Bij de landing worden piloten geconfronteerd met een hele reeks taken, want. Het gebeurt in feite in 4 verschillende fasen:

  1. Nivellering - in dit geval gaat de verticale daalsnelheid van de voering naar nul. Deze etappe begint 8-10 meter boven de grond en eindigt op 1 meter
  2. Soak: in dit geval blijft de snelheid van de voering afnemen en blijft de afdaling soepel en continu
  3. Parachutespringen: tijdens deze fase is er een afname van de lift van de vleugels en een toename van de verticale snelheid van het vliegtuig
  4. Landing: het wordt opgevat als direct contact met een hard oppervlak van het chassis

Het is op de landingsplaats dat de piloten de landingssnelheid van het vliegtuig registreren. Nogmaals, afhankelijk van het model varieert de snelheid ook. Voor een Boeing 737 zal dat bijvoorbeeld 250-270 km per uur zijn. Airbus A380 gaat zitten met dezelfde parameters. Als het vliegtuig kleiner en lichter is, is 200 km per uur voldoende.

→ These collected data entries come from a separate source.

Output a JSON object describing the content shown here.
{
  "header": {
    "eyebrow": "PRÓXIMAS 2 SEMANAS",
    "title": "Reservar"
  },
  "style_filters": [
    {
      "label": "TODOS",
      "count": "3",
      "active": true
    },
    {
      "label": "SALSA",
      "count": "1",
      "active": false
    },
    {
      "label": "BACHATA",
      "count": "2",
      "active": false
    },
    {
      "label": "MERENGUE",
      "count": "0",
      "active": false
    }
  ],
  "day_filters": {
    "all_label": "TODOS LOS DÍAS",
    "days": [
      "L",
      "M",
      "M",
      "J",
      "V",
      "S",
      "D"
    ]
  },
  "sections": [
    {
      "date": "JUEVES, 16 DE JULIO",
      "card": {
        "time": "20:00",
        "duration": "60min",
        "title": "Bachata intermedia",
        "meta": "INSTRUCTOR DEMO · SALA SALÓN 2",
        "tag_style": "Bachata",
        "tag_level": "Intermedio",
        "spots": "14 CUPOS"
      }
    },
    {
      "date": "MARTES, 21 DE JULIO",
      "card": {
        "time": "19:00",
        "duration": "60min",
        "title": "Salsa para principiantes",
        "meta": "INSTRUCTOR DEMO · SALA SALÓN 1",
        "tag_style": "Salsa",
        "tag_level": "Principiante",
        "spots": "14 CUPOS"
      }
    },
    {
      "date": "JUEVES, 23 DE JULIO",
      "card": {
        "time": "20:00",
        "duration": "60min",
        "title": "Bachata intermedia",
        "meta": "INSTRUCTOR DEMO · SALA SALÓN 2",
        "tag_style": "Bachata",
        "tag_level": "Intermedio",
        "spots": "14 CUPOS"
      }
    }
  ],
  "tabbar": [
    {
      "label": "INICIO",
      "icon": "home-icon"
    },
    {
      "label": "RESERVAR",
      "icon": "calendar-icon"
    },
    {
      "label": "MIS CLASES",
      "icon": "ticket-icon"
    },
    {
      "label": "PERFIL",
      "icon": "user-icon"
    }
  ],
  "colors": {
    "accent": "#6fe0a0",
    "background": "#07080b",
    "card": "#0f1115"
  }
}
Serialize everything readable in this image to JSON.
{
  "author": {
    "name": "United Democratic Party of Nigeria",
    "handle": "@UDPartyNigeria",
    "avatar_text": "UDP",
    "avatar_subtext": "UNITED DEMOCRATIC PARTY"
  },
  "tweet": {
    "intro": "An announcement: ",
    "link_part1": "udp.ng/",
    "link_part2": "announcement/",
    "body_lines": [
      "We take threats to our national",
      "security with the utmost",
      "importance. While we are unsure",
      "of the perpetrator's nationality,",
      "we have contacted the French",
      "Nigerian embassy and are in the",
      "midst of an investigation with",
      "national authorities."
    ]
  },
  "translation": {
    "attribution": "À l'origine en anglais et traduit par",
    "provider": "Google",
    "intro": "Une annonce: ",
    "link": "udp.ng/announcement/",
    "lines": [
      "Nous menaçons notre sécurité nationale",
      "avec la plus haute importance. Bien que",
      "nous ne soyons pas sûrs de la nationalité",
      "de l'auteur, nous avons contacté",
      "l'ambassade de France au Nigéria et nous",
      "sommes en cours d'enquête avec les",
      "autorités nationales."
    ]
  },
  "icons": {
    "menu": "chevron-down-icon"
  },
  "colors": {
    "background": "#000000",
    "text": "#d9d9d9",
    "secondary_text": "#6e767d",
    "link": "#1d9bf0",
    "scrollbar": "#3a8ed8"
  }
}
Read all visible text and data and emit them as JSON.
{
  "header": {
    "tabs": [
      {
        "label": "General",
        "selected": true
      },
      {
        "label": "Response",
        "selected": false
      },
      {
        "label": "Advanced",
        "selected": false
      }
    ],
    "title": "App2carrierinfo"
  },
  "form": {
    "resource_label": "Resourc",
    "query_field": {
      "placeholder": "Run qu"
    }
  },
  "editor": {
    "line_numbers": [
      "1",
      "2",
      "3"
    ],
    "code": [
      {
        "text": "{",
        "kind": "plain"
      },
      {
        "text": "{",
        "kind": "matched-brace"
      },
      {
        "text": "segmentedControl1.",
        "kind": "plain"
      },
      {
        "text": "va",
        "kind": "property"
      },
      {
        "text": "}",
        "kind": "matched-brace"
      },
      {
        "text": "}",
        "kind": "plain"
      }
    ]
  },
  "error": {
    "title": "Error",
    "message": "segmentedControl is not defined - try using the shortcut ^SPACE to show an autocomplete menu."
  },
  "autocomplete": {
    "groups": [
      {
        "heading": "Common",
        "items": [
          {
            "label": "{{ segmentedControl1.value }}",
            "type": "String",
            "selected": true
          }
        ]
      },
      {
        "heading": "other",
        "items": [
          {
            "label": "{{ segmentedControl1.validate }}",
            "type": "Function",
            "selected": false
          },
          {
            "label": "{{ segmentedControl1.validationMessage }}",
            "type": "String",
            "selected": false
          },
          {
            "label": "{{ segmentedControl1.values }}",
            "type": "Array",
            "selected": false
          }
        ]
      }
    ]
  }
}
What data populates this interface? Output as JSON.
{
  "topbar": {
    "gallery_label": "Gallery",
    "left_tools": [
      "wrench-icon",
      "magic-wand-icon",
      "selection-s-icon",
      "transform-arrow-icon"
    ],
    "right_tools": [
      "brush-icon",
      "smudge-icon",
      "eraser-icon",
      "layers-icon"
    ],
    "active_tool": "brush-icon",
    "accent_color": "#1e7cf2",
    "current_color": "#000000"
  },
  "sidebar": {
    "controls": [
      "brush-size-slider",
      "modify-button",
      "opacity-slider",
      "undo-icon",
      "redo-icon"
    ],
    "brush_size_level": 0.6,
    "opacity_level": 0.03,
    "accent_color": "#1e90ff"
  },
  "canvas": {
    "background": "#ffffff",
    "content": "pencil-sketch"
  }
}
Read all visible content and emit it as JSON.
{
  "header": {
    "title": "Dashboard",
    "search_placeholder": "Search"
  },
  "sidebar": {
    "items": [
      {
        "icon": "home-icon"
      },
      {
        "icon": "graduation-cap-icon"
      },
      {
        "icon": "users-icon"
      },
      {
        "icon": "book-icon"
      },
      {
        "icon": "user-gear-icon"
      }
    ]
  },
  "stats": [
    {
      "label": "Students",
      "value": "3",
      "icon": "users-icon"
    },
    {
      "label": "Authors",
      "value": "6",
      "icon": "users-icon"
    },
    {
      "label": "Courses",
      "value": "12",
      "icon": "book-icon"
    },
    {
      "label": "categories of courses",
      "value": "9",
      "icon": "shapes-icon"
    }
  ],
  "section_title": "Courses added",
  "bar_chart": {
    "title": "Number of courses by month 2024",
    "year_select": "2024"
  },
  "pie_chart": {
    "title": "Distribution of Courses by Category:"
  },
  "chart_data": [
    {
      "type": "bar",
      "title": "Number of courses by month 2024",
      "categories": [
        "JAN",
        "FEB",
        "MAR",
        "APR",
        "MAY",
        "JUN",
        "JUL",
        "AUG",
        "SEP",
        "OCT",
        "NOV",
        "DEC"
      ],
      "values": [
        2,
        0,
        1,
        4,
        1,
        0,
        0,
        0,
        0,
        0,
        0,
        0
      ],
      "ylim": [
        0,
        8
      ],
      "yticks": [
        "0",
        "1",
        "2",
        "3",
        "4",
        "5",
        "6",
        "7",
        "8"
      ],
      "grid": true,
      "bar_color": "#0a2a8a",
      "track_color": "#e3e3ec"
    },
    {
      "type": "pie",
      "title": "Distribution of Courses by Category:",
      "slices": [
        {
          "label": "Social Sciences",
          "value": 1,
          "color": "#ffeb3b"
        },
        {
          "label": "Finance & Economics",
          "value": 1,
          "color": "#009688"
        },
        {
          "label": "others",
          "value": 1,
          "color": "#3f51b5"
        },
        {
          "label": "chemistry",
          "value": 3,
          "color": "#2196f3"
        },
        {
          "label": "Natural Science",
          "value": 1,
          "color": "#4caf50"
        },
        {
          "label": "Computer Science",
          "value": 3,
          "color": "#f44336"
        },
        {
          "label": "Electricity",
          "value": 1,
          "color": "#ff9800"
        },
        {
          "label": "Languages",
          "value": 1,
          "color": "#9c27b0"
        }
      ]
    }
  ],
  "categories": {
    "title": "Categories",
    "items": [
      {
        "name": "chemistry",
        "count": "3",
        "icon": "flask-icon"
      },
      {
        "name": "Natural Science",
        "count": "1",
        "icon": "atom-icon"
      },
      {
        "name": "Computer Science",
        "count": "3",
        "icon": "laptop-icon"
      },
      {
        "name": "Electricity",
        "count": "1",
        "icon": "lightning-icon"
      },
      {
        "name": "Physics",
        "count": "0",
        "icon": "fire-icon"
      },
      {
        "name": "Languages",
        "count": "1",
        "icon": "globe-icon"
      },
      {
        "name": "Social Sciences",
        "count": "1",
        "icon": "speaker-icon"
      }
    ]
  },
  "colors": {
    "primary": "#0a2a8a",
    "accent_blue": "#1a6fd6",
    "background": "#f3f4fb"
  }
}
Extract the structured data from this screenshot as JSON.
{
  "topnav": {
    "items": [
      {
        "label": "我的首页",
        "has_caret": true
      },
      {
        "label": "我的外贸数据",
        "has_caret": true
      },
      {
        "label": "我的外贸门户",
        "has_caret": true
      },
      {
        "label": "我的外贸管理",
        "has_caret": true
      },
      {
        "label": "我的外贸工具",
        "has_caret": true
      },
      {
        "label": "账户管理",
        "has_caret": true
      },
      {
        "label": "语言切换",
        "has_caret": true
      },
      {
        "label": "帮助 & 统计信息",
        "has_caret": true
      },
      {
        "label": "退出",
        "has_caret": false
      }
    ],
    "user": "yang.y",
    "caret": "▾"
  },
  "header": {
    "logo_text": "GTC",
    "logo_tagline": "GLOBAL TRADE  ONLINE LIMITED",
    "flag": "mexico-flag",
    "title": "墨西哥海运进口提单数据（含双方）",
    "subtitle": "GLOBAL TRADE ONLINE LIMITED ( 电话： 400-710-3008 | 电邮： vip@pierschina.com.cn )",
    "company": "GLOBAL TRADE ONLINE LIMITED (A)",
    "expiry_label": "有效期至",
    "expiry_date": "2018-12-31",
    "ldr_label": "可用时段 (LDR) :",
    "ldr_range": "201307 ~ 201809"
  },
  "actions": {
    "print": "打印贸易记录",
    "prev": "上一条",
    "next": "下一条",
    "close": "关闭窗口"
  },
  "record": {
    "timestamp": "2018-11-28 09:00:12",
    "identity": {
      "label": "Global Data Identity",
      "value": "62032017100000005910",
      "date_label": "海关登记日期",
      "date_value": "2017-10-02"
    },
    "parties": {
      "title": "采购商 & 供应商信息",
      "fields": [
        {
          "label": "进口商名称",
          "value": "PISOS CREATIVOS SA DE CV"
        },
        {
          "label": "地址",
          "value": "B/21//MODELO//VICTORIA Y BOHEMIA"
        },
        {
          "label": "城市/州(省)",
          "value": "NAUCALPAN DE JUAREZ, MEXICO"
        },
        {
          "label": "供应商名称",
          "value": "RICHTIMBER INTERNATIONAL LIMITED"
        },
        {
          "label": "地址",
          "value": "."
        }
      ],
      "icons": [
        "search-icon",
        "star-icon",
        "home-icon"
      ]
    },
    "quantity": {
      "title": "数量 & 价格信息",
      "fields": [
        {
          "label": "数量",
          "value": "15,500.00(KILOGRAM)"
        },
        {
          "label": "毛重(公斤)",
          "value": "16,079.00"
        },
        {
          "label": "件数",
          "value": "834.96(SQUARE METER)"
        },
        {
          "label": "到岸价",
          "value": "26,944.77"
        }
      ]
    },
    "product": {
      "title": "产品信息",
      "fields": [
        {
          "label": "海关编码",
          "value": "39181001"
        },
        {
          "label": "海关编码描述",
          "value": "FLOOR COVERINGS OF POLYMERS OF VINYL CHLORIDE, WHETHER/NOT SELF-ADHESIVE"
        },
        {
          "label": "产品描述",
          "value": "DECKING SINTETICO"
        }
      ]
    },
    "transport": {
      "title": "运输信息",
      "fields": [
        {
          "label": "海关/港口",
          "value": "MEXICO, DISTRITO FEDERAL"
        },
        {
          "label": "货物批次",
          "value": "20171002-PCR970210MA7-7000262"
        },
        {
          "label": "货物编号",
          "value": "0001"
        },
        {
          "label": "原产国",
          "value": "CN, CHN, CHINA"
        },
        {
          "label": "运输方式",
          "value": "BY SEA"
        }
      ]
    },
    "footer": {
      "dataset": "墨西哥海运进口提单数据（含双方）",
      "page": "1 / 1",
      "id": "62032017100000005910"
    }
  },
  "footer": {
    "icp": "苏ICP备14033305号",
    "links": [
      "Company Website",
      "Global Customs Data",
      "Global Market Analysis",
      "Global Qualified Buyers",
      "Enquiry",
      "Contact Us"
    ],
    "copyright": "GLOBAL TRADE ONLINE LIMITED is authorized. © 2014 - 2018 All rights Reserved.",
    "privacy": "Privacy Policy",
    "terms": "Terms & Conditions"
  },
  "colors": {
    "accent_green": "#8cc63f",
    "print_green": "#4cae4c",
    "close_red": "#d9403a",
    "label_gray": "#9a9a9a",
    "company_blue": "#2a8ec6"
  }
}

Het is belangrijk om te begrijpen dat de landingssnelheid direct wordt beïnvloed door precies dezelfde factoren die van invloed zijn op het opstijgen.

De tijdsintervallen zijn hier erg klein en de snelheden zijn enorm, wat in deze fasen de meest voorkomende rampen veroorzaakt. Piloten hebben immers heel weinig tijd om strategisch belangrijke beslissingen te nemen en elke fout kan fataal zijn. Daarom wordt tijdens de opleiding van piloten veel tijd besteed aan het oefenen van landen en opstijgen.